Have I been doing the same?
I hope not, but I know that I placed one toe over the border one too many times. Betimes, when people describe me the way I hoped they didn't, I tend to disagree.
God has been altruistic, endowing me with opportunities and chances most can only dream of and I thank Him for that. Behind them lie bigger gifts that are far more inestimable. Previously, I lived a very sheltered and protected life. I was unaware of this, of course. For 17 years of my living, my naiveté persuaded me to believe that I have seen and heard it all. The liberation that descended along with the SPM certificate and the decision to take up the scholarship to Russia has dented the fascade of my life. Initially.

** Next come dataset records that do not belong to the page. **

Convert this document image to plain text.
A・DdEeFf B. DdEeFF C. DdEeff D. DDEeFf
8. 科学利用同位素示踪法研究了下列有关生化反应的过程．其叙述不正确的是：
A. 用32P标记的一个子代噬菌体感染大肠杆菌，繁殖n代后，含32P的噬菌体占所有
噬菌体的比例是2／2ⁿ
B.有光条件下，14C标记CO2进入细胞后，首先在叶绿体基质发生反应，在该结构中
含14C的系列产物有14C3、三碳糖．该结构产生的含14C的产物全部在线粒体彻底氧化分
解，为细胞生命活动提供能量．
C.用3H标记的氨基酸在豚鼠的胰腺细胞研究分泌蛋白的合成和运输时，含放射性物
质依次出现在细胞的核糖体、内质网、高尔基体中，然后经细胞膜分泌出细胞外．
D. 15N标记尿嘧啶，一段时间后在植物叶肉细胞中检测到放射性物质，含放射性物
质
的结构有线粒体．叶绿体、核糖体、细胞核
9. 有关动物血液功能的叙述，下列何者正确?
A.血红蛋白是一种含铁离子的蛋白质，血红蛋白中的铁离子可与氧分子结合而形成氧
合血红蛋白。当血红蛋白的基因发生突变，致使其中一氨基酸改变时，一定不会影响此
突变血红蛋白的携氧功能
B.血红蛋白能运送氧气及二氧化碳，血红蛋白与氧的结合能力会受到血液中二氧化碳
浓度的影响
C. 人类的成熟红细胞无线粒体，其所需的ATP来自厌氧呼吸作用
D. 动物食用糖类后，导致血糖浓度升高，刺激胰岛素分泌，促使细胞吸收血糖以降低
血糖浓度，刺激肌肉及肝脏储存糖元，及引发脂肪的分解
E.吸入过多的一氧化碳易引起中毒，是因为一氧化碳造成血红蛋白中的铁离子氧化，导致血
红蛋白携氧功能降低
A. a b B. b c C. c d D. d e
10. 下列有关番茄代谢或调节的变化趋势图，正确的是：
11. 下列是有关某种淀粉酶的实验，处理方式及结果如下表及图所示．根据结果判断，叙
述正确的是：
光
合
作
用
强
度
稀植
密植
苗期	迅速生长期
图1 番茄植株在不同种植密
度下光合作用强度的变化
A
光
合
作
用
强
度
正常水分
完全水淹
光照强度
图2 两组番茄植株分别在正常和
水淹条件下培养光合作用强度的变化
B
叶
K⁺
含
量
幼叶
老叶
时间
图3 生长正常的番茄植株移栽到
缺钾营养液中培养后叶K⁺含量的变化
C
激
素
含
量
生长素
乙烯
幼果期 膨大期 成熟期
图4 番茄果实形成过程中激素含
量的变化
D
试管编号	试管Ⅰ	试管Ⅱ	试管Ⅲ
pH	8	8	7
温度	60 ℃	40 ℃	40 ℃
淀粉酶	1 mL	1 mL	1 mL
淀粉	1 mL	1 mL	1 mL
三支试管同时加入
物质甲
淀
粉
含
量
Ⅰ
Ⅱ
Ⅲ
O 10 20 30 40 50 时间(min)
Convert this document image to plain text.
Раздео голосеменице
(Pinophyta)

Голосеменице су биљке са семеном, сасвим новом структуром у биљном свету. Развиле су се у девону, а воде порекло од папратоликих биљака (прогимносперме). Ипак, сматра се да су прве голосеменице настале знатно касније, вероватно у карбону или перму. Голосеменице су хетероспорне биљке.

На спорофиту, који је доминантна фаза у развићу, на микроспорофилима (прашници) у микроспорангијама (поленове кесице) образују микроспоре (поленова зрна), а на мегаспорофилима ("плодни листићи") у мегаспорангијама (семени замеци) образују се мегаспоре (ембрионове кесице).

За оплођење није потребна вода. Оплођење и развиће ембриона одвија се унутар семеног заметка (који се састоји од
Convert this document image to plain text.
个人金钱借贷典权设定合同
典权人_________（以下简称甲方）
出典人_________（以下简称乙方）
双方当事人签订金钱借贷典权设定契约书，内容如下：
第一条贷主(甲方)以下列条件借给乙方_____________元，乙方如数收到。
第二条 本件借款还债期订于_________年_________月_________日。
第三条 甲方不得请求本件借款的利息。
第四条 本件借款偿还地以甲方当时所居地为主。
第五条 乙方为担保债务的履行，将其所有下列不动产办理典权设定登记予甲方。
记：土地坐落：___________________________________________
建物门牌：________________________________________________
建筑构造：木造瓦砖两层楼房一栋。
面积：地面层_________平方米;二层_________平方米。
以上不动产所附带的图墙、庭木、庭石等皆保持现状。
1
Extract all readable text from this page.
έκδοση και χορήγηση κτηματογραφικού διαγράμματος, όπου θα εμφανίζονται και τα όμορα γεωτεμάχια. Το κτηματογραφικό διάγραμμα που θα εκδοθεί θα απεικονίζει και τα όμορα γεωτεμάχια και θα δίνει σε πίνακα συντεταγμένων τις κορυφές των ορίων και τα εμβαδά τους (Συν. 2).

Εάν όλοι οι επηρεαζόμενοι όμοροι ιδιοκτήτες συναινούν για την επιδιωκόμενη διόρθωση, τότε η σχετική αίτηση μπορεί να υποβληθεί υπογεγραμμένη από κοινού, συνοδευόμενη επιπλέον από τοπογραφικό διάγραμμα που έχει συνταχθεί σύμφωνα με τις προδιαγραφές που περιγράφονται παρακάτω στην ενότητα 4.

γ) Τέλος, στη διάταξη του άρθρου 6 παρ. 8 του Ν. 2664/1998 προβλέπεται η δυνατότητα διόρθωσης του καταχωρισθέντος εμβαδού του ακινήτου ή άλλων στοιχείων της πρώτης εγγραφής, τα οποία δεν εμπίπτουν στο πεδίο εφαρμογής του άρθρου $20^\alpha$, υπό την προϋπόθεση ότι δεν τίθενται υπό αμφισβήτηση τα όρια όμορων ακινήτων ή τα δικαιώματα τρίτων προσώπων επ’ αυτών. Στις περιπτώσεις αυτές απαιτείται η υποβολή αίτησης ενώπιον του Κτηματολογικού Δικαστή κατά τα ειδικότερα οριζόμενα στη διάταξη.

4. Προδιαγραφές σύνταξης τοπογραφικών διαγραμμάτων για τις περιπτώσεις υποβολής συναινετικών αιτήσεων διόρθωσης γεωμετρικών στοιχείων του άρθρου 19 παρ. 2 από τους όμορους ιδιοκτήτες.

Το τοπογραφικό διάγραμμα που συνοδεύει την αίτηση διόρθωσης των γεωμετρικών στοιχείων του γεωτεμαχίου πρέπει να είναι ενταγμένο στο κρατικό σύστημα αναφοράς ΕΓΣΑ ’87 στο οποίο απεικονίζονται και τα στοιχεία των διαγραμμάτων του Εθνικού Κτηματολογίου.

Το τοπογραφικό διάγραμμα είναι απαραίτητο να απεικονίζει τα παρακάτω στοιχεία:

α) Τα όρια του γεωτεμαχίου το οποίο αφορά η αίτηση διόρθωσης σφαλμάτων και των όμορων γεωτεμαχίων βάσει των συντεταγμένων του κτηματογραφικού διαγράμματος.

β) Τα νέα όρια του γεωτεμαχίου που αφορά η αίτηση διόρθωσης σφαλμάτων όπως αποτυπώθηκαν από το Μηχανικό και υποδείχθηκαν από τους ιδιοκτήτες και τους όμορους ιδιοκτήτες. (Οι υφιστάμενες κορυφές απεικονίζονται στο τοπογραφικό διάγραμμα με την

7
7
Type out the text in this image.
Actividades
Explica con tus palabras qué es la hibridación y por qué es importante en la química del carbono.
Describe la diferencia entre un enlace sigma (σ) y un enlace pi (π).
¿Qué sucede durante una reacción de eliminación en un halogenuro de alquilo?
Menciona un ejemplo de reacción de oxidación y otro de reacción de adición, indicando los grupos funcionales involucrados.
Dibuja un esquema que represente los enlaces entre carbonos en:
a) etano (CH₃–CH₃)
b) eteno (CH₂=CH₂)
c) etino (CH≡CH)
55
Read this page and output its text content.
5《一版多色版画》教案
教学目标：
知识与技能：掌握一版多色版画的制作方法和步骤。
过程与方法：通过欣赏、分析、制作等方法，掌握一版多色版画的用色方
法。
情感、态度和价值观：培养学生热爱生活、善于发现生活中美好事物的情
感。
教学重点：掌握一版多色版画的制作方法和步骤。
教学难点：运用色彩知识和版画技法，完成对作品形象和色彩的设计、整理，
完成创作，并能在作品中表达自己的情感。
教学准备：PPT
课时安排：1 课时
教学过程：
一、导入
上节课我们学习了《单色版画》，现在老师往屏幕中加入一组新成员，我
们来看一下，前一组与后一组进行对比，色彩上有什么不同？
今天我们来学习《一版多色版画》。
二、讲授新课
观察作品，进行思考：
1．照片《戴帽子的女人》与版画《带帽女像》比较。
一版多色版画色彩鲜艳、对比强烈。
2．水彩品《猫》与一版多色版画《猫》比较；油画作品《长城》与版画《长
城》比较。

Guided by an infantile intellect, perceving that the world was against me, yadayadayada, I dipped to a level of mediocrity. Stuck I was, on the rung where purposefulness and drive retired me.
I peeled my eyes and inferred that to exist is to change, to change is to mature, and to mature is to go on creating myself endlessly. Once, I was convinced that the change of environment was the culprit behind the shift in persona and sentiment. Wrong I was, to place the blame on the people that I opted to surround myself with. It's me and my Jimny Cricket. It's just the two of us.
The girl you see in high school and the girl you see in the lecture hall are two completely different people and I am starting not to miss the person I was before. Have I changed for the better? In some ways, yes. In some ways, hell no! BUT then again, who are you to judge? Heck, who am I to judge? (what?!) Only God is worthy enough to possess that right, I suppose.
Who am I now? I daresay that I am less tolerant, less giggly, less 'high', less judgmental and more accepting. The independance plays a part in this, I guess.
I have come to gather that art, science and religion branch from the same tree(a la Albert Einstein). All these aspirations are directed towards ennobling my life, lifting it from the sphere of mere physical existence and leading me towards freedom.
I may sound as if I can fully comprehend everything that has happened and become of me, but infact, I barely scratched the surface.
The curious paradox is that when I accept myself just as I am, then only am I able to change.